Liberal Demokrat Parti (LDP) diye bir partimiz var, 6 bin küsur da üyesi.
Kendine bir de slogan uydurmuş: "Özgürlüğümü seviyorum"...
Hani "doğadan gelen lezzet" ya da "motor yağında kalite" gibilerden bir reklam sloganı.
Halkımız özgürlüğünü sevmiyor olmalı ki, bu partinin 1999 seçimlerinde aldığı oy yüzde 0.41... 2002 seçimlerinde aldığı oy yüzde 0.28...
2007 seçimlerinde aldığı oy yüzde 0.10... 2011 seçimlerinde yüzde 0.04...

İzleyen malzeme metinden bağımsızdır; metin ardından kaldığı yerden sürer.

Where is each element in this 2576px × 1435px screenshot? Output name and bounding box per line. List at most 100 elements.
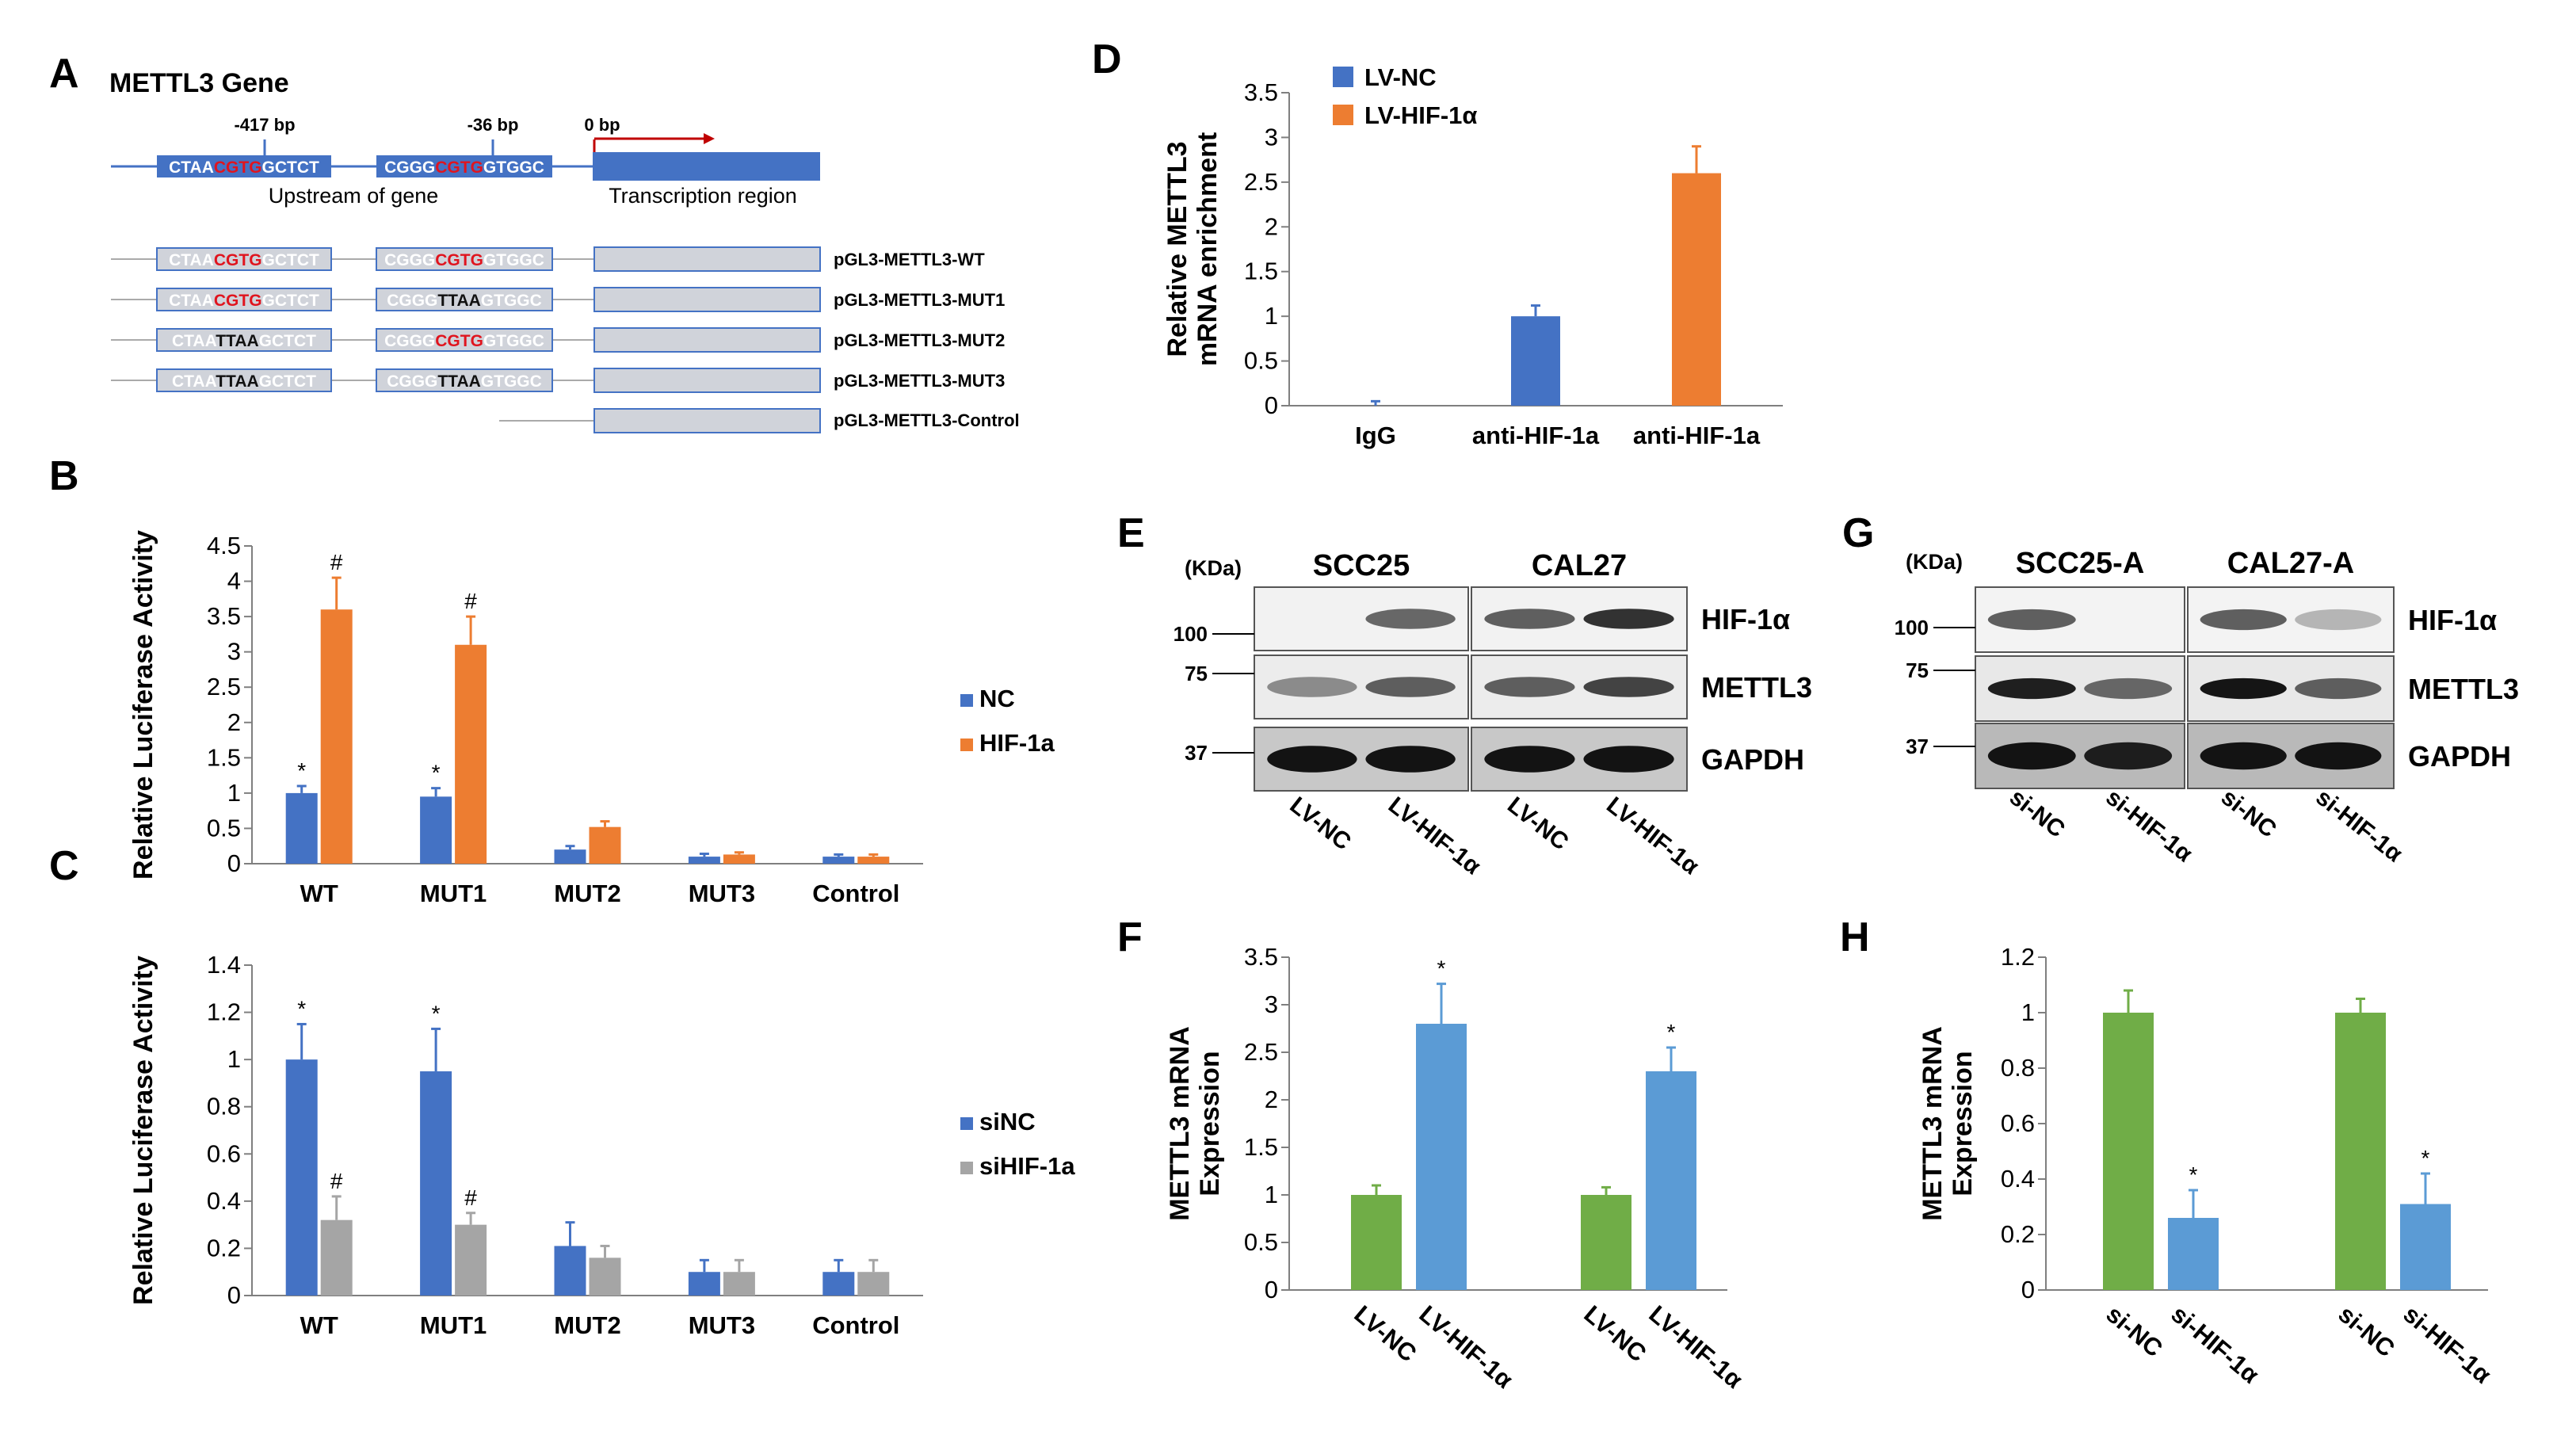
seq-mutated-core: TTAA: [216, 332, 258, 350]
seq-suffix: GTGGC: [481, 292, 542, 310]
seq-suffix: GCTCT: [262, 292, 319, 310]
seq-prefix: CTAA: [172, 372, 217, 391]
blot-band: [2084, 677, 2173, 700]
panel-b-chart: B 0 0.5 1 1.5 2 2.5 3 3.5 4 4.5 Relative Luciferase…: [49, 453, 1055, 907]
y-tick-label: 2.5: [1244, 1038, 1278, 1066]
y-tick-label: 2.5: [207, 673, 241, 700]
gene-site-2-seq: CGGGCGTGGTGGC: [384, 158, 544, 177]
y-tick-label: 0: [2021, 1276, 2035, 1303]
construct-name: pGL3-METTL3-MUT3: [834, 371, 1005, 391]
seq-suffix: GTGGC: [483, 332, 544, 350]
y-tick-label: 3: [1265, 123, 1278, 151]
bar-HIF-1a: [320, 609, 353, 864]
mw-marker-label: 75: [1906, 658, 1929, 682]
kda-label: (KDa): [1906, 550, 1963, 574]
legend-label: NC: [979, 685, 1015, 712]
construct-name: pGL3-METTL3-WT: [834, 250, 985, 269]
bar: [1646, 1071, 1696, 1290]
construct-name: pGL3-METTL3-MUT1: [834, 290, 1005, 310]
blot-protein-label: METTL3: [1701, 671, 1812, 704]
seq-prefix: CTAA: [169, 292, 214, 310]
x-category-label: WT: [300, 1311, 338, 1339]
blot-band: [1484, 609, 1575, 629]
control-construct-box: [593, 408, 821, 433]
panel-label: E: [1117, 510, 1145, 556]
significance-mark: *: [1437, 956, 1446, 981]
construct-s2-seq: CGGGTTAAGTGGC: [387, 292, 542, 310]
bar-HIF-1a: [857, 857, 890, 864]
y-tick-label: 3: [1265, 990, 1278, 1018]
bar-HIF-1a: [723, 854, 755, 864]
panel-d-chart: D 0 0.5 1 1.5 2 2.5 3 3.5 Relative METTL3 mRNA enr…: [1092, 36, 1783, 449]
seq-prefix: CGGG: [384, 332, 435, 350]
x-category-label: si-NC: [2334, 1300, 2401, 1363]
panel-label: C: [49, 843, 79, 889]
x-category-label: MUT2: [554, 1311, 620, 1339]
seq-prefix: CGGG: [387, 292, 437, 310]
significance-mark: *: [432, 761, 441, 785]
construct-site-1-box: [156, 288, 332, 311]
y-tick-label: 1.5: [207, 743, 241, 771]
y-tick-label: 0.4: [207, 1187, 241, 1215]
gene-site-1-seq: CTAACGTGGCTCT: [169, 158, 319, 177]
x-category-label: anti-HIF-1a: [1472, 422, 1600, 449]
blot-band: [1583, 677, 1674, 697]
y-tick-label: 0: [227, 849, 241, 877]
y-tick-label: 0.6: [2001, 1109, 2035, 1137]
bar-siHIF-1a: [455, 1224, 487, 1296]
y-axis-label: Relative Luciferase Activity: [128, 956, 158, 1305]
seq-suffix: GCTCT: [262, 251, 319, 269]
bar: [2103, 1013, 2154, 1290]
significance-mark: *: [297, 996, 306, 1021]
y-tick-label: 2: [227, 708, 241, 736]
blot-protein-label: METTL3: [2408, 673, 2519, 705]
blot-band: [2200, 609, 2287, 631]
blot-group-label: SCC25-A: [2016, 547, 2145, 580]
x-category-label: MUT2: [554, 880, 620, 907]
y-tick-label: 0.5: [1244, 1228, 1278, 1256]
x-category-label: LV-HIF-1α: [1414, 1300, 1519, 1394]
x-category-label: LV-NC: [1579, 1300, 1652, 1368]
y-axis-label-line: Expression: [1195, 1051, 1225, 1196]
mw-marker-label: 37: [1185, 741, 1208, 765]
blot-band: [2084, 742, 2173, 770]
mw-marker-label: 37: [1906, 735, 1929, 758]
panel-label: G: [1842, 510, 1874, 556]
y-axis-label-line: Relative METTL3: [1162, 141, 1193, 357]
bar-NC: [822, 857, 855, 864]
bar: [1416, 1024, 1467, 1290]
legend-swatch: [1333, 105, 1353, 125]
seq-core: CGTG: [214, 292, 262, 310]
gene-site-1-box: [157, 155, 331, 177]
transcription-region-box: [593, 152, 820, 181]
construct-s1-seq: CTAATTAAGCTCT: [172, 372, 316, 391]
x-category-label: IgG: [1355, 422, 1396, 449]
blot-band: [1583, 609, 1674, 629]
seq-prefix: CTAA: [172, 332, 217, 350]
legend-swatch: [960, 1117, 973, 1130]
blot-band: [1365, 609, 1456, 629]
construct-s2-seq: CGGGTTAAGTGGC: [387, 372, 542, 391]
bar-NC: [420, 796, 452, 864]
y-axis-label-line: METTL3 mRNA: [1165, 1026, 1195, 1221]
x-category-label: LV-HIF-1α: [1644, 1300, 1749, 1394]
mw-marker-label: 75: [1185, 662, 1208, 685]
y-axis-label-line: Expression: [1948, 1051, 1978, 1196]
bar: [2400, 1204, 2451, 1290]
bar-siHIF-1a: [589, 1258, 621, 1296]
x-category-label: Control: [812, 880, 899, 907]
y-tick-label: 2: [1265, 1086, 1278, 1113]
y-tick-label: 1.5: [1244, 1133, 1278, 1161]
seq-prefix: CTAA: [169, 251, 214, 269]
seq-suffix: GCTCT: [259, 372, 316, 391]
y-tick-label: 0: [1265, 1276, 1278, 1303]
panel-label: F: [1117, 914, 1143, 960]
bar-HIF-1a: [455, 644, 487, 864]
bar-siHIF-1a: [857, 1272, 890, 1296]
seq-mutated-core: TTAA: [216, 372, 258, 391]
lane-label: LV-NC: [1502, 792, 1573, 856]
bar-siHIF-1a: [320, 1219, 353, 1296]
bar-siNC: [822, 1272, 855, 1296]
y-tick-label: 3.5: [207, 602, 241, 630]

2015'in haziran seçimlerinde yüzde 0.06, kasım seçimlerinde gene yüzde 0.06... İstikrarlı bir kuruluş.
2019 seçimleri yapıldığında ne yazık ki bu konuda hiçbir şey yazamayacağız çünkü YSK kararıyla seçimlere giremeyeceği açıklandı! Dört yıldır kongre yapmıyormuş.
Bu partinin kurucusu ve ilk genel başkanı bana çok kızar, protesto mektupları gönderirdi.
Partisine "küçük" dediğim için.
Yıllar sonra şimdi özür dileyerek düzeltiyorum, bu parti büyük partidir.
O kadar büyük bir partidir ki, bu partinin eski genel sekreter yardımcısı "iktidara geldiklerinde marihuanayı serbest bırakacaklarını" açıklamıştı!
"Eşcinsel evliliği" konusundaki düşüncelerini ne yazık ki öğrenememiştik.
Büyük parti, "gelir vergisine karşı" olmasıyla da tanınır.
Gelir vergisinin kişilerden değil yalnızca kurumlardan alınmasını savunur, o da çok düşük bir oranda.
Fikir belki güzeldi de, eski genel başkan kibarca "vergi borcu olanlar" listesinin birinci sırasında yer alınca işin ciddiyeti kaçmıştı...
Dün öğrendik, bu büyük partide deprem yaşanmış.
Başkan on bir yıldır yürüttüğü görevi bırakmış, yerine bir başkası gelmiş.
Fakat "parti içi muhalefet" buna tepki gösteriyormuş.
Yalnız CHP'de olacak değil ya, bunlarda da parti içi muhalefet varmış.
Yeni başkanın, parti içi iktidarı muhalefete kaptırmamak için "muvazaa" sonucu görevi devraldığını söylüyorlarmış...
Neye muhalefet ettiklerini de öğrenemedik ama iktidara yürüyen bir siyasi kuruluşta, doğrusu kritik bir süreçtir bu.